Os custos da negociação pagos às bolsas de valores são relativamente baixos, mais baixos na Europa, aliás, do que nos EUA. No entanto, os custos pós-negociação ao nível das compensações são bastante superiores aos custos de negociação propriamente ditos, sendo três ou quatro vezes mais elevados na Europa do que nos EUA. O excedente arrecadado pelos bancos de investimento aos fragmentados mercados europeus é, igualmente, outro aspecto a resolver. Para as empresas do Reino Unido, o imposto de selo pago por acção, que equivale a 300 vezes mais o montante cobrado nos EUA, é, de todos os custos, o que tem maior peso. Ora, tudo isto somado resulta em desvantagens competitivas para as empresas europeias, nomeadamente para as britânicas, cujo grosso do negócio são bens e serviços transaccionáveis. A luta da LSE é, pois, do interesse de todas as empresas europeias e não apenas dos accionistas e intermediários financeiros da instituição.

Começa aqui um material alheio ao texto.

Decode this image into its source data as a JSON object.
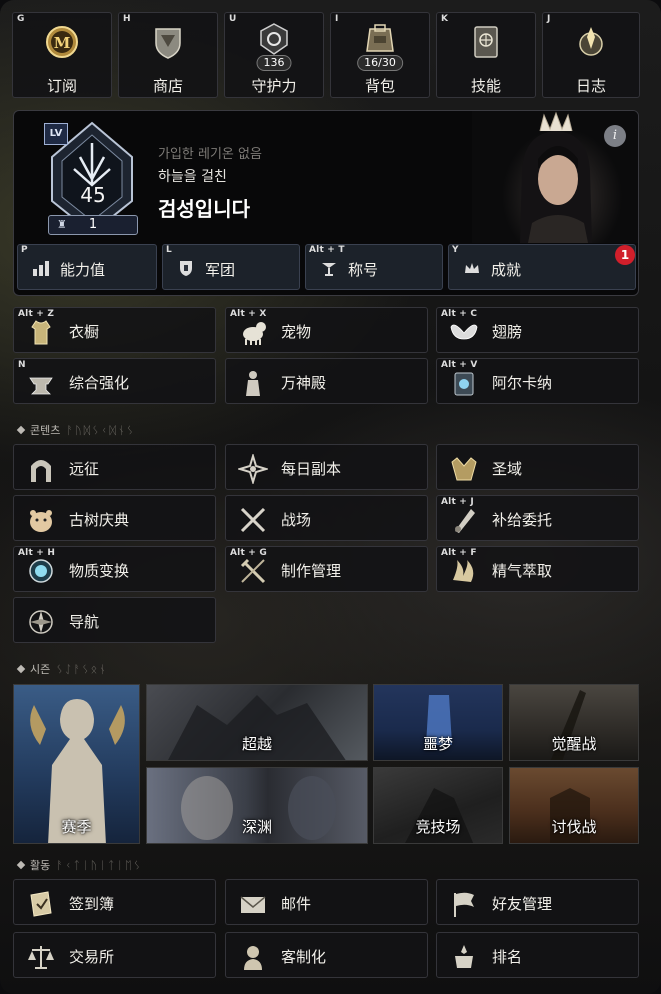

Assim, existem excelentes argumentos para bloquear um ‘take over’ sobre a LSE por parte de qualquer outra bolsa europeia, apostando, ao invés, numa concorrência transfronteiriça saudável. Dadas as características da rede de plataformas de negociação, podem verificar-se riscos ao nível do monopólio. A SEC, a entidades reguladora dos mercados de capitais dos EUA, empenhou-se fortemente na promoção da concorrência nas negociações das acções de empresas cotadas no Nasdaq e tenciona fazer o mesmo, em breve, com a bolsa de valores de Nova Iorque.

A melhor abordagem será, porém, aproveitar o entusiasmo dos licitadores e levar o vencedor a procurar soluções para os restantes problemas de ineficiência. A Deutsche Börse deveria, pois, desmantelar o seu “silo” de compensações, enviando assim um sinal claro aos mercados europeus. Se a Euronext, a bolsa sedeada em Paris, for o melhor licitante, então, o seu afastamento das compensações traria benefícios que, depois, poderiam compensar os custos adicionais da análise da entidade reguladora sobre uma futura bolsa central. Em nenhum dos casos bastariam, porém, promessas de bom comportamento, daí que a propriedade tenha de mudar de mãos.

Um ‘take over’ justo e correcto também poderia reduzir os custos internos dos intermediários envolvidos nas negociações pan-europeias. Acima de tudo, iria impedir que os bancos líder tirassem mais partido da fragmentação dos mercados, da fraca liquidez, de melhores ‘spreads’ e de um menor fluxo de informação - ou seja, presas fáceis à mercê das suas mesas de negociações.

Para as empresas do Reino Unido, o ‘take over’ da LSE iria, a curto prazo, pôr um ponto final no infame imposto de selo sobre o capital de risco. Por ocasião do fiasco da fusão entre a LSE e a Deutsche Börse, em 2000, muito se conjecturou sobre as tácticas a adoptar para abolir o dito imposto e orquestrar a forma como as medidas orientadas para o mercado poderiam esbater as práticas administrativas, bem como a autoridade legal do imposto de selo.

Para as empresas europeias, e britânicas em particular, seriam importantes conquistas. Cabe, pois, ao conselho da LSE acolher todas as propostas de ‘take over’. Mais, deve primar, antes de mais, pela defesa dos interesses das empresas e escolher o licitador mais empenhado em reduzir os custos totais para todos os grupos europeus. A LSE não parece, contudo, estar apta a fazer tal escolha, na medida em que haverá uma oferta mais avultada sobre a mesa. E é precisamente aqui que as entidades reguladoras europeias devem entrar em cena. O Office of Fair Trading faria bem, por exemplo, em reportar este caso a Bruxelas.

Chegámos a um momento fulcral na criação da estrutura mais acertada para o mercado europeu de capitais de acções, uma ambição que consta da agenda de todos os interessados num melhor desempenho da União Europeia.

* Presidente da LSE entre 2000 e 2003.